Hypothetical Mechanism of Competition between Protective Central Memory T Helper Type 1 (Th1_CM) and Pathogenic Th1/17_CM Cells. (A) Th1_CM and Th1/17_CM cells express increased levels of the transcription factor T-bet, which induces the expression of the IL-2/15Rβ-chain that renders T cells responsive to the homeostatic cytokine IL-15, which is required to maintain antiviral CD4 memory in the absence of antigen. (B) In healthy individuals (i) Th1_CM and Th1/17_CM cells are in equilibrium, and both compete successfully for IL-15, which is most abundant in peripheral tissues, but is also produced by stromal and epithelial cells in lymph nodes. In addition, they occasionally interact with dendritic cells (DCs) in lymph nodes and sense self-major histocompatibility complexes (MHCs). In patients with multiple sclerosis (MS) (ii) autoreactive Th1/17_CM cells could expand at the cost of virus-specific Th1_CM cells, because they proliferate with self-MHC-presenting DCs in lymph nodes during the remission phase. In addition, natalizumab could limit the access to IL-15 in peripheral tissues and, thus, intensify competition. However, while Th1/17_CM cells might have preferential access to IL-15 that is trans-presented on IL-15Rα by DCs (iii), Th1_CM cells might be less fit under these conditions and die by neglect.

Figure 3

Key Figure: Viral Reactivation Could Lead to Bystander Recruitment of Autoreactive Central Memory T Helper Type 1/17 (Th1/17_CM) Cells (A) In healthy individuals, the central nervous system (CNS) is surveyed by antiviral T cells.

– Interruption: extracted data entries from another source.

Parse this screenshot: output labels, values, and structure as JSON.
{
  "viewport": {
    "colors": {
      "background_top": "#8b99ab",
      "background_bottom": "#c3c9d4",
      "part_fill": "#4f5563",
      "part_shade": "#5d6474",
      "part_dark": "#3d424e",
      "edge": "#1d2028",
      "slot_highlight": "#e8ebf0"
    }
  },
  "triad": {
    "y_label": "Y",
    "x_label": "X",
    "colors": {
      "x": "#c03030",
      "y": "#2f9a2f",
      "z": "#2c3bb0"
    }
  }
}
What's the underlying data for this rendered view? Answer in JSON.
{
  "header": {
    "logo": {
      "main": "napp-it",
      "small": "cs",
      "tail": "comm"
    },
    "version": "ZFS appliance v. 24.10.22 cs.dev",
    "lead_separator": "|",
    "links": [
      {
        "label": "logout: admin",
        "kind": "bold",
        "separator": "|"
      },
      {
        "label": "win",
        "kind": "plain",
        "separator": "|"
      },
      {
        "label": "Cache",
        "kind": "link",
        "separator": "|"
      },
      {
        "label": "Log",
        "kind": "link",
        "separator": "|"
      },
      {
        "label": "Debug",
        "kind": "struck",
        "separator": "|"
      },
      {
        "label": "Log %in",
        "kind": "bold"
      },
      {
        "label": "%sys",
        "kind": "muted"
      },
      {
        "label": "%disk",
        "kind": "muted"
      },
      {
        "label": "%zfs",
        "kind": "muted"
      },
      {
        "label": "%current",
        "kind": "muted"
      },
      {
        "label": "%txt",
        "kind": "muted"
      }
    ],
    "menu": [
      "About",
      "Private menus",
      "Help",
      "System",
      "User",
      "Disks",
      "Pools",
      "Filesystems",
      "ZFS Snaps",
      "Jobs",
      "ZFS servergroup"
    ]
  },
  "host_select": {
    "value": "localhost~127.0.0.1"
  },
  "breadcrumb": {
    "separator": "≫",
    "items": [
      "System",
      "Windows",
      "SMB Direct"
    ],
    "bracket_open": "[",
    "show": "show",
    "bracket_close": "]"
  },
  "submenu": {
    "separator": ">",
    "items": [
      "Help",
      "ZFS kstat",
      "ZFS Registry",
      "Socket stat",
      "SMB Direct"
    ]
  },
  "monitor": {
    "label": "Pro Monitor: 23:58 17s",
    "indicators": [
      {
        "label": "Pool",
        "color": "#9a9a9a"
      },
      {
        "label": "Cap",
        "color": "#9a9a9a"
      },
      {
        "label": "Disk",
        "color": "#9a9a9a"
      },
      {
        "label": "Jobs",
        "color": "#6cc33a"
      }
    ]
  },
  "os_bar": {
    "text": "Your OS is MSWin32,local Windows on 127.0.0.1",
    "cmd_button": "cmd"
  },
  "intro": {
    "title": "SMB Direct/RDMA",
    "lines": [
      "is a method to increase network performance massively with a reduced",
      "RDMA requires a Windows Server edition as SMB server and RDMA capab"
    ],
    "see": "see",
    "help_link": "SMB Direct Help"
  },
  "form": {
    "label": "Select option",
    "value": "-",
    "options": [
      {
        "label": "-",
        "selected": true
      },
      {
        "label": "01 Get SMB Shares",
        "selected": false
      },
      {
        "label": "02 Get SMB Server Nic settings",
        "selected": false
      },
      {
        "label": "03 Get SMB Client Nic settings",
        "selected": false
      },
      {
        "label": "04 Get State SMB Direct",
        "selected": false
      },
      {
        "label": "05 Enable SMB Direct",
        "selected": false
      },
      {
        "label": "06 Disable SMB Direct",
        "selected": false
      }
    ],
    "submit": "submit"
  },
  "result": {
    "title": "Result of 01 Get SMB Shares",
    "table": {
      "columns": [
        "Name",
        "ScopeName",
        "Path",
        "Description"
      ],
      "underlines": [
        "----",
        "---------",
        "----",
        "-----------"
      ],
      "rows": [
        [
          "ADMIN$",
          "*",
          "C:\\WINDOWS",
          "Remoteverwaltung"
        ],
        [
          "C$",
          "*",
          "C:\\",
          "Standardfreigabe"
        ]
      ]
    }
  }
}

Upon viral reactivation (i), IP-10 is induced via IFNs and leads to the recruitment of antiviral CXCR3⁺ T cells, likely both Th1/17- and Th1 cells, to the CNS parenchyma from the blood stream (ii). Antiviral T cells rapidly control the virus, and tissue repair mechanisms ensure that damage to the CNS is limited. Relapses could be triggered when the same immune surveillance mechanism leads to the erroneous bystander recruitment of autoreactive Th1/17_CM cells to the CNS in patients with multiple sclerosis (MS). In addition, infected CXCR3⁺ B cells could be recruited that transport viruses, such as Epstein-Barr virus (EBV) and John Cunningham virus (JCV) to the CNS. Th1/17_CM cells in patients with MS, but not in healthy individuals, react with myelin-derived self-antigens and, thus, could attack healthy, uninfected tissues, inducing extensive tissue damage and relapses (iii). (B) Alternatively, autoreactive Th1/17_CM cells could home spontaneously to the CNS parenchyma via CCR6 during the remission phase of patients with MS (i), and induce de novo viral reactivations and, consequently, the recruitment of CXCR3⁺ lymphocytes (ii). Reactivation of viruses in the CNS induced by autoreactive Th1/17_CM cells could either trigger relapses or represent an amplification loop of virus-induced relapses. Notably, autoreactive Th17 cells in healthy individuals could also induce viral reactivation in the CNS by this mechanism, but they are less pathogenic.